Jonny Greenwood makes his foray into big film not with ease and grace, but with the sheer power that only a rock god could. Mostly, there are only geeks out there who would grant him that title, but what he does with this score is nothing short of genius. All strings and percussion (the piano being their offspring). He got totally robbed by the Academy - I believe the story is that he used, and gave credit to, a small piece that wasn't original. Because of that, he didn't get a nod for original score. Anyone who's seen this film, even for those who pay no attention to the score, are completely beaten over the head with the mood it creates. Maybe it's better to say that it nearly paints a picture of Plainview's sanity. Unsettling, unnerved, unhinged. To say that the score pushes you to the edge of your seat, makes you sit upright, pulls your head back and pries your eyelids open; there is no way you can sleep through this film. Jonny makes sure of that. Thank god everyone else on the planet nominated or handed him an award.

Greed is an easy theme to pick out, but it's interestingly built up. In "plainspeak", Plainview is like a racehorse, he sees nothing but what's ahead, a finish line to dash toward at breakneck speed. Every move he makes is planted in order to see the black gush. With HW, his son, at his side like a watchdog, Plainview is controlled, reigned in. He may drink himself into a un-wakeable stupor, but he really does care about his son, and I believe he knows that his son is the only thing to ground him in a world he hates, a world he spits on, a world he can't stomach that he's a part of. I don't think his misanthropic nature is based on a hatred of what the world is or portrays, he plainly hates the world. He reminds me of the conversation between Alfred and Bruce Wayne in the Dark Knight. If I wasn't so tired, I'd pull down the dvd for the exact quote, but it has to do with the nature of hatred, "some men just want to see the world burn." When HW's accident literally pulls him off his watch, Plainview grits his teeth to the world, his hackles never relax, it's not that he won't, it's that he can't back down. His moral compass is gone, the floodgates have been opened and he can never go back. (HW literally IS a moral compass, pointing directly to a lie that Plainview so readily gobbles up, knowing he needs someone to guide him, this new side he reveals.) To me, his greed is camouflaged by his hatred, and I guess in reverse. Some may see him as a greedy bastard, but the overwhelming agenda is his hatred of man, his desire to have so much money that he never has to see or interact with anyone, ever, including at the end, his son.

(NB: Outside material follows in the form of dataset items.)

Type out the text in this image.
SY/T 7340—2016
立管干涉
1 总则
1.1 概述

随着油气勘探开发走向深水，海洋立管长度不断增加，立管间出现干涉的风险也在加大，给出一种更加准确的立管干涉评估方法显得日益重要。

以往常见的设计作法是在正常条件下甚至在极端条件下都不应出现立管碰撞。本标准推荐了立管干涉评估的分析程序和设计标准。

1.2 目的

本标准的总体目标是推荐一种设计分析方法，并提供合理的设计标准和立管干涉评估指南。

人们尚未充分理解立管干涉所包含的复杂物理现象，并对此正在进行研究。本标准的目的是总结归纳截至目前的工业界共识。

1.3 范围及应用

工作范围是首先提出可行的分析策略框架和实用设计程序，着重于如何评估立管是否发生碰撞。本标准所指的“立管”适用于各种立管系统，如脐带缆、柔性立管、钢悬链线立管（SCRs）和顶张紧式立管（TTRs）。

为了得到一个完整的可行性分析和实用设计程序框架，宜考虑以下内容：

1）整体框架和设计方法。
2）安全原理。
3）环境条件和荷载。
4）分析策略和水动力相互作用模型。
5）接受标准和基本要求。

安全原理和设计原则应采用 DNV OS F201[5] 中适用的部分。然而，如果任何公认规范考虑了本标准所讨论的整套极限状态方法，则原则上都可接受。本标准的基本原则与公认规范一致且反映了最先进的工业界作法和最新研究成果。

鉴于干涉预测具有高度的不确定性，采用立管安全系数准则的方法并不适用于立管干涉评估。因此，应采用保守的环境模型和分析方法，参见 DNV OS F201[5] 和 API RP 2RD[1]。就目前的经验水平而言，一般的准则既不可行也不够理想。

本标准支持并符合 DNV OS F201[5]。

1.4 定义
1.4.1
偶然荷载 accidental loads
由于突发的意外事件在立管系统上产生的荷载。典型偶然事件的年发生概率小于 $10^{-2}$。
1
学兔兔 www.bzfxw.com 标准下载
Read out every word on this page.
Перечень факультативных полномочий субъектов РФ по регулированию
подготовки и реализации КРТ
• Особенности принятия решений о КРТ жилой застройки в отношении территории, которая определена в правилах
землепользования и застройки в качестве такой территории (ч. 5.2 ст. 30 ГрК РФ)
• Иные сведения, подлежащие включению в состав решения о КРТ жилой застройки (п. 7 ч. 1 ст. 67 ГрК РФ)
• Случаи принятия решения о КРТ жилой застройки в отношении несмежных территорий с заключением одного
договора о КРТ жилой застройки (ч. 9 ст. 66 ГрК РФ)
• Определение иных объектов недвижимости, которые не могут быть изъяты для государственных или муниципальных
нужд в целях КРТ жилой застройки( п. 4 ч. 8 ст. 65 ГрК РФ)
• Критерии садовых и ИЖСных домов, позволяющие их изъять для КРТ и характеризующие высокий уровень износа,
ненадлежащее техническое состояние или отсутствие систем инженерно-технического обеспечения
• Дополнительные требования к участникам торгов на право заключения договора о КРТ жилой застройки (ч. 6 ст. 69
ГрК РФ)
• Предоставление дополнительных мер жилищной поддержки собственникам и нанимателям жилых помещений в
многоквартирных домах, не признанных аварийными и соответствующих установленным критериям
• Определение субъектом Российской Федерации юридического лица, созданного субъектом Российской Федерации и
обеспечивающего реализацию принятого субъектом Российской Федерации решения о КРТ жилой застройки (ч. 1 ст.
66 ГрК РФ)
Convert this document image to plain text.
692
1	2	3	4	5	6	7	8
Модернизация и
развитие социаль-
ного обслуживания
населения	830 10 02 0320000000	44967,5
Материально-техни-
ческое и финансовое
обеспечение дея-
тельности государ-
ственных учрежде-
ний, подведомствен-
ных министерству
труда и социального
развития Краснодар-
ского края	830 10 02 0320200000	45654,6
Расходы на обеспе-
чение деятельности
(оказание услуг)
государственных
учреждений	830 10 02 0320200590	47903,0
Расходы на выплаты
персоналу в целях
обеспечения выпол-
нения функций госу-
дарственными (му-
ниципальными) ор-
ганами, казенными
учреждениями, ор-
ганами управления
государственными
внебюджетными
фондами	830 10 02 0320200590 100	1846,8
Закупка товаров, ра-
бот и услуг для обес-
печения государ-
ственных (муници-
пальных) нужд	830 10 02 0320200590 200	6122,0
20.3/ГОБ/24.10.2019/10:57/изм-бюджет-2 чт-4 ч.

The beatings that Plainview and Eli put to one another, literally, in plain view of the world, ouch. Bitch slaps so brutal, honest, soul baring. It's not just the physical, it's one calling the other out, taunting. It's one thing to give an ultimatum and have someone "say" something. It's another when its something completely true, the more the person says it, if it's possible, the more true it becomes. They are so ugly to one another. Too easy to say greed and faith, two sides of a coin. No way, faith can be greed, we've seen it all too often. Eli embodies the false prophet. What I find most interesting is how both surrender to their disgust in themselves. I can't seem to say that correctly. In repeating the ugliness of their truth, the more it is repeated, the more they give into it's truth, the more the truth envelopes them, the truth stands on it's own, beside the man, living, breathing, bleeding. They have no choice in acknowledging it's reality, the ugliness of the conscious decision they have made, the truth standing before them. It's really actually beautiful...

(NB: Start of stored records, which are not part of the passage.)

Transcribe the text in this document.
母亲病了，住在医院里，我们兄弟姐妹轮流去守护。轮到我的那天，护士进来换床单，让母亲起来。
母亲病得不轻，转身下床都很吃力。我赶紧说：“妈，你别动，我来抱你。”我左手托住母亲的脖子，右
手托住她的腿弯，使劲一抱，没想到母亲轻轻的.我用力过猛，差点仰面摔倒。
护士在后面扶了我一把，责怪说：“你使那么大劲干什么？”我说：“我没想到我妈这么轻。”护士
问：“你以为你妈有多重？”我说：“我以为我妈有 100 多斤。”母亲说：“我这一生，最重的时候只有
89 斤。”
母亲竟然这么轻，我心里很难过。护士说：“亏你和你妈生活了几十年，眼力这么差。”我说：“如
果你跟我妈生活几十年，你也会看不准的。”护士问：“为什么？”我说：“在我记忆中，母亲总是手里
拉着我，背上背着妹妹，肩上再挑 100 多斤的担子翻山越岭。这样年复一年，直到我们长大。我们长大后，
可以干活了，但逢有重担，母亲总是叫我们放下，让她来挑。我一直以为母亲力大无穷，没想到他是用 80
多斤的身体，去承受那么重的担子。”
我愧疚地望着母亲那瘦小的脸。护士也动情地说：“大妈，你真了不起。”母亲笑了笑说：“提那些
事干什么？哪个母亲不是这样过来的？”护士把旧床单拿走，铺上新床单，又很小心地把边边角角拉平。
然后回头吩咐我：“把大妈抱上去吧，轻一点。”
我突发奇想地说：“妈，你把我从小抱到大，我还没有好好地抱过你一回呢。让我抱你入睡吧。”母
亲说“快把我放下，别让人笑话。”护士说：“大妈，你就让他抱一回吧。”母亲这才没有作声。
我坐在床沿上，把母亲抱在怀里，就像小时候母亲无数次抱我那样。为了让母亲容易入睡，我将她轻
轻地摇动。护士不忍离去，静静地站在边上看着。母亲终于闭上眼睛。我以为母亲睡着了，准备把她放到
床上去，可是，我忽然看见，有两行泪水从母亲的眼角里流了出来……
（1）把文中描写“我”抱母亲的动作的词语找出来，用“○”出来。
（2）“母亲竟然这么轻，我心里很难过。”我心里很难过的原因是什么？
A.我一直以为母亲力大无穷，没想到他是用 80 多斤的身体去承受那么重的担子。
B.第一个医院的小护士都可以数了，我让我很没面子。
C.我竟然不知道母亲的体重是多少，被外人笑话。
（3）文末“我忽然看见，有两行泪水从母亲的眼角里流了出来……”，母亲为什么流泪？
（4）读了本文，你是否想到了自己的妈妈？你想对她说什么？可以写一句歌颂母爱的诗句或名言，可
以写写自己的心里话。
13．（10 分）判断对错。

This post could be ten pages long and I really must go to bed. I'm not going to do the film justice, yet alone the amazing cast. Paul Dano is a really pussy: he's pathetic, weak as all hell, wears his "faith" like a dark cloak, then again, it's about as transparent as can be. Daniel Day Lewis inhabits a character like no other. From his split ends to untrimmed toe nails, it is in his walk, his painfully earned gait. He's almost like Pan (in stature), half man half goat, you expect to see cloven hooves poking through his boots - it gets visibly worse as HW pulls away. It's not a big part, but Ciaran Hinds also acts part moral compass to Plainview. I really wish he had more storytime, he's such a gifted actor.